Khairul Jasmi
Jika suatu hari tiba-tiba rumah makan padang tutup di seluruh Indonesia, maka negara ini pasti sedang bermasalah. Jika ada larangan buka rumah makan tersebut oleh siapapun, maka itu satu kemunduran cara berpikir. Sinyal soal kemunduran itu datang dari Cirebon.
Tapi, kemudian anggota DPR yang juga Ketua Harian Ikatan Keluarga Minang (IKM) Andre Rosiade menegaskan, setiap Warga Negara Indonesia (WNI) berhak berjualan masakan padang. Andre Rosiade menyampaikan pernyataan ini dalam video Instagram resminya, Kamis (31/10).
Andre menegaskan aksi itu tidak benar dan persaudaraan haruslah dikedepankan dalam menyikapi hal ini.
"Saya ingin menyampaikan hal itu tidak benar dan juga tidak boleh hal itu terjadi karena sekali lagi bahwa hak setiap warga negara untuk boleh berjualan nasi padang karena sudah menjadi kekayaan kuliner khas Negara Kesatuan Republik Indonesia," demikian Andre Rosiade.
Menurut saya, orang Padang atau Sumbar pergi merantau, tidak untuk bersengketa. Mereka malah tanpa sadar telah membentuk “selera nusantara.” Saya tulen Minang, hampir tidak menemukan masakan serasa di kampung sendiri di kota luar Sumbar. Tapi, sudah disesuaikan dengan “selera nusantara” tadi. Bahkan, ditemukan yang jualan bukan urang awak. Yang punya juga bukan.
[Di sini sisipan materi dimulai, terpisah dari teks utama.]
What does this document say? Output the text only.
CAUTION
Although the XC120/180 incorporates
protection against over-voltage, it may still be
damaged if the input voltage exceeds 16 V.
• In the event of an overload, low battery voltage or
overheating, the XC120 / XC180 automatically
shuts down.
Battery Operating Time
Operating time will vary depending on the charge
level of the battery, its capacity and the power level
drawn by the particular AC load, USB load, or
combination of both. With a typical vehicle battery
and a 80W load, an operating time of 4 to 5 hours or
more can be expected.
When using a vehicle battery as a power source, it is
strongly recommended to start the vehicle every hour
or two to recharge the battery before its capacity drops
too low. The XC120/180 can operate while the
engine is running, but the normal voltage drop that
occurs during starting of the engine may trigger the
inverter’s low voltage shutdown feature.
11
Itulah sumbangan Minangkabau pada kuliner bangsanya. Sama dengan sumbangan putra-putrinya dalam membentuk keindonesiaan zaman lampau.Saya menyaksikan ada kegiatan ormas memang merek “asli Padang” di salah satu rumah makan di Jawa Barat. Viral. Sebelumnya, karena harga nasi padang Rp 10 ribu, rumah makan itu didatangi. Kebetulan yang punya bukan urang awak. Yang disebut terakhir digoreng orang. Apalagi memang ada tampak usaha mencopot merek di kaca rumah makan tersebut.
Apapun alasannya, ini satu bentuk kemunduran, walau di medsos disebut oleh sebagian netizen, “sebagai bentuk menjaga keotentikan. ” Namanya juga medsos.
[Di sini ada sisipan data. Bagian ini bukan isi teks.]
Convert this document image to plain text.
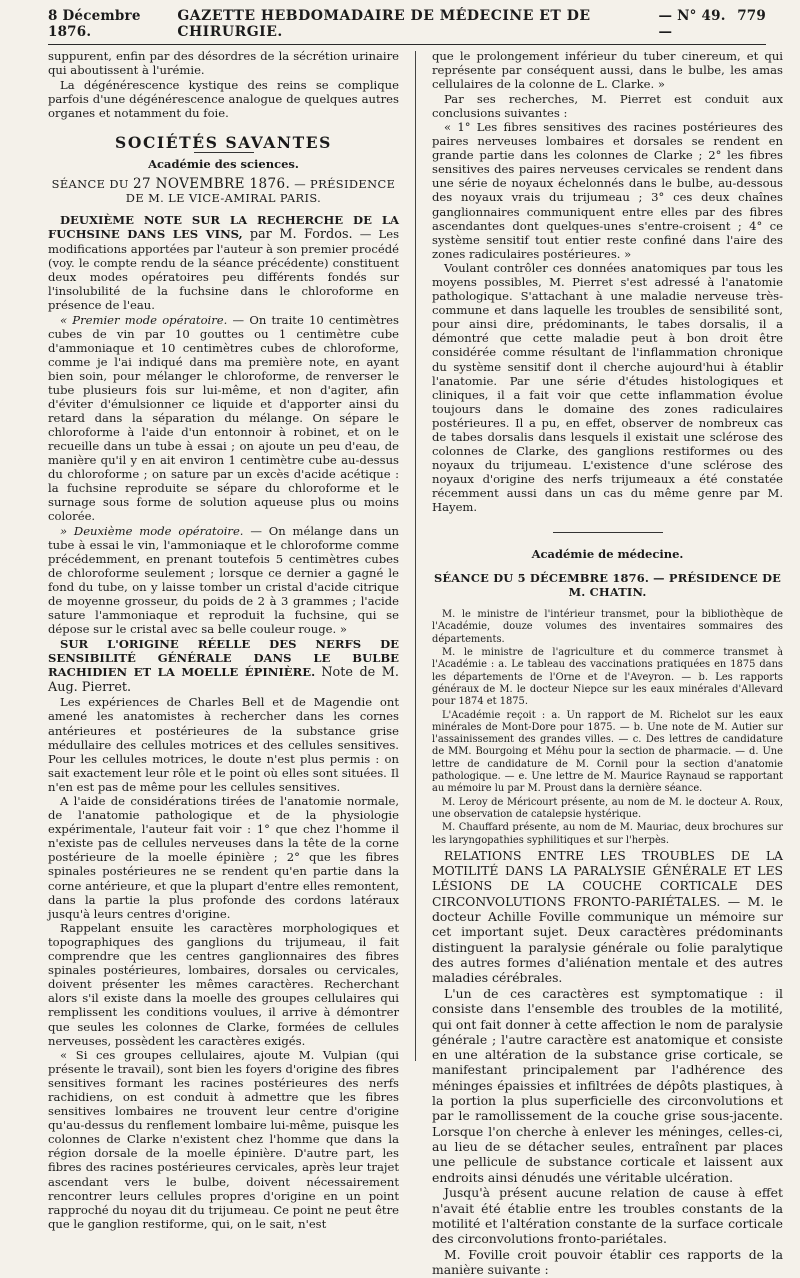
8 Décembre 1876.
GAZETTE HEBDOMADAIRE DE MÉDECINE ET DE CHIRURGIE.
— N° 49. —
779

suppurent, enfin par des désordres de la sécrétion urinaire qui aboutissent à l'urémie.

La dégénérescence kystique des reins se complique parfois d'une dégénérescence analogue de quelques autres organes et notamment du foie.

SOCIÉTÉS SAVANTES
Académie des sciences.
SÉANCE DU 27 NOVEMBRE 1876. — PRÉSIDENCE DE M. LE VICE-AMIRAL PARIS.

DEUXIÈME NOTE SUR LA RECHERCHE DE LA FUCHSINE DANS LES VINS, par M. Fordos. — Les modifications apportées par l'auteur à son premier procédé (voy. le compte rendu de la séance précédente) constituent deux modes opératoires peu différents fondés sur l'insolubilité de la fuchsine dans le chloroforme en présence de l'eau.

« Premier mode opératoire. — On traite 10 centimètres cubes de vin par 10 gouttes ou 1 centimètre cube d'ammoniaque et 10 centimètres cubes de chloroforme, comme je l'ai indiqué dans ma première note, en ayant bien soin, pour mélanger le chloroforme, de renverser le tube plusieurs fois sur lui-même, et non d'agiter, afin d'éviter d'émulsionner ce liquide et d'apporter ainsi du retard dans la séparation du mélange. On sépare le chloroforme à l'aide d'un entonnoir à robinet, et on le recueille dans un tube à essai ; on ajoute un peu d'eau, de manière qu'il y en ait environ 1 centimètre cube au-dessus du chloroforme ; on sature par un excès d'acide acétique : la fuchsine reproduite se sépare du chloroforme et le surnage sous forme de solution aqueuse plus ou moins colorée.

» Deuxième mode opératoire. — On mélange dans un tube à essai le vin, l'ammoniaque et le chloroforme comme précédemment, en prenant toutefois 5 centimètres cubes de chloroforme seulement ; lorsque ce dernier a gagné le fond du tube, on y laisse tomber un cristal d'acide citrique de moyenne grosseur, du poids de 2 à 3 grammes ; l'acide sature l'ammoniaque et reproduit la fuchsine, qui se dépose sur le cristal avec sa belle couleur rouge. »

SUR L'ORIGINE RÉELLE DES NERFS DE SENSIBILITÉ GÉNÉRALE DANS LE BULBE RACHIDIEN ET LA MOELLE ÉPINIÈRE. Note de M. Aug. Pierret.

Les expériences de Charles Bell et de Magendie ont amené les anatomistes à rechercher dans les cornes antérieures et postérieures de la substance grise médullaire des cellules motrices et des cellules sensitives. Pour les cellules motrices, le doute n'est plus permis : on sait exactement leur rôle et le point où elles sont situées. Il n'en est pas de même pour les cellules sensitives.

A l'aide de considérations tirées de l'anatomie normale, de l'anatomie pathologique et de la physiologie expérimentale, l'auteur fait voir : 1° que chez l'homme il n'existe pas de cellules nerveuses dans la tête de la corne postérieure de la moelle épinière ; 2° que les fibres spinales postérieures ne se rendent qu'en partie dans la corne antérieure, et que la plupart d'entre elles remontent, dans la partie la plus profonde des cordons latéraux jusqu'à leurs centres d'origine.

Rappelant ensuite les caractères morphologiques et topographiques des ganglions du trijumeau, il fait comprendre que les centres ganglionnaires des fibres spinales postérieures, lombaires, dorsales ou cervicales, doivent présenter les mêmes caractères. Recherchant alors s'il existe dans la moelle des groupes cellulaires qui remplissent les conditions voulues, il arrive à démontrer que seules les colonnes de Clarke, formées de cellules nerveuses, possèdent les caractères exigés.

« Si ces groupes cellulaires, ajoute M. Vulpian (qui présente le travail), sont bien les foyers d'origine des fibres sensitives formant les racines postérieures des nerfs rachidiens, on est conduit à admettre que les fibres sensitives lombaires ne trouvent leur centre d'origine qu'au-dessus du renflement lombaire lui-même, puisque les colonnes de Clarke n'existent chez l'homme que dans la région dorsale de la moelle épinière. D'autre part, les fibres des racines postérieures cervicales, après leur trajet ascendant vers le bulbe, doivent nécessairement rencontrer leurs cellules propres d'origine en un point rapproché du noyau dit du trijumeau. Ce point ne peut être que le ganglion restiforme, qui, on le sait, n'est

que le prolongement inférieur du tuber cinereum, et qui représente par conséquent aussi, dans le bulbe, les amas cellulaires de la colonne de L. Clarke. »

Par ses recherches, M. Pierret est conduit aux conclusions suivantes :

« 1° Les fibres sensitives des racines postérieures des paires nerveuses lombaires et dorsales se rendent en grande partie dans les colonnes de Clarke ; 2° les fibres sensitives des paires nerveuses cervicales se rendent dans une série de noyaux échelonnés dans le bulbe, au-dessous des noyaux vrais du trijumeau ; 3° ces deux chaînes ganglionnaires communiquent entre elles par des fibres ascendantes dont quelques-unes s'entre-croisent ; 4° ce système sensitif tout entier reste confiné dans l'aire des zones radiculaires postérieures. »

Voulant contrôler ces données anatomiques par tous les moyens possibles, M. Pierret s'est adressé à l'anatomie pathologique. S'attachant à une maladie nerveuse très-commune et dans laquelle les troubles de sensibilité sont, pour ainsi dire, prédominants, le tabes dorsalis, il a démontré que cette maladie peut à bon droit être considérée comme résultant de l'inflammation chronique du système sensitif dont il cherche aujourd'hui à établir l'anatomie. Par une série d'études histologiques et cliniques, il a fait voir que cette inflammation évolue toujours dans le domaine des zones radiculaires postérieures. Il a pu, en effet, observer de nombreux cas de tabes dorsalis dans lesquels il existait une sclérose des colonnes de Clarke, des ganglions restiformes ou des noyaux du trijumeau. L'existence d'une sclérose des noyaux d'origine des nerfs trijumeaux a été constatée récemment aussi dans un cas du même genre par M. Hayem.

Académie de médecine.
SÉANCE DU 5 DÉCEMBRE 1876. — PRÉSIDENCE DE M. CHATIN.

M. le ministre de l'intérieur transmet, pour la bibliothèque de l'Académie, douze volumes des inventaires sommaires des départements.

M. le ministre de l'agriculture et du commerce transmet à l'Académie : a. Le tableau des vaccinations pratiquées en 1875 dans les départements de l'Orne et de l'Aveyron. — b. Les rapports généraux de M. le docteur Niepce sur les eaux minérales d'Allevard pour 1874 et 1875.

L'Académie reçoit : a. Un rapport de M. Richelot sur les eaux minérales de Mont-Dore pour 1875. — b. Une note de M. Autier sur l'assainissement des grandes villes. — c. Des lettres de candidature de MM. Bourgoing et Méhu pour la section de pharmacie. — d. Une lettre de candidature de M. Cornil pour la section d'anatomie pathologique. — e. Une lettre de M. Maurice Raynaud se rapportant au mémoire lu par M. Proust dans la dernière séance.

M. Leroy de Méricourt présente, au nom de M. le docteur A. Roux, une observation de catalepsie hystérique.

M. Chauffard présente, au nom de M. Mauriac, deux brochures sur les laryngopathies syphilitiques et sur l'herpès.

RELATIONS ENTRE LES TROUBLES DE LA MOTILITÉ DANS LA PARALYSIE GÉNÉRALE ET LES LÉSIONS DE LA COUCHE CORTICALE DES CIRCONVOLUTIONS FRONTO-PARIÉTALES. — M. le docteur Achille Foville communique un mémoire sur cet important sujet. Deux caractères prédominants distinguent la paralysie générale ou folie paralytique des autres formes d'aliénation mentale et des autres maladies cérébrales.

L'un de ces caractères est symptomatique : il consiste dans l'ensemble des troubles de la motilité, qui ont fait donner à cette affection le nom de paralysie générale ; l'autre caractère est anatomique et consiste en une altération de la substance grise corticale, se manifestant principalement par l'adhérence des méninges épaissies et infiltrées de dépôts plastiques, à la portion la plus superficielle des circonvolutions et par le ramollissement de la couche grise sous-jacente. Lorsque l'on cherche à enlever les méninges, celles-ci, au lieu de se détacher seules, entraînent par places une pellicule de substance corticale et laissent aux endroits ainsi dénudés une véritable ulcération.

Jusqu'à présent aucune relation de cause à effet n'avait été établie entre les troubles constants de la motilité et l'altération constante de la surface corticale des circonvolutions fronto-pariétales.

M. Foville croit pouvoir établir ces rapports de la manière suivante :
Saya tak hendak ikut campur urusan atau sengketa rantau, tapi sinyal dari Cirebon sampai ke Ranah Minang. Di kampung kita tak ingin ada masalah di rantau manapun. Sebab, pada akhirnya masalah itu terbawa ke kampung halaman. Bukan tak ingin repot, tapi kenapa kita tidak saling jaga.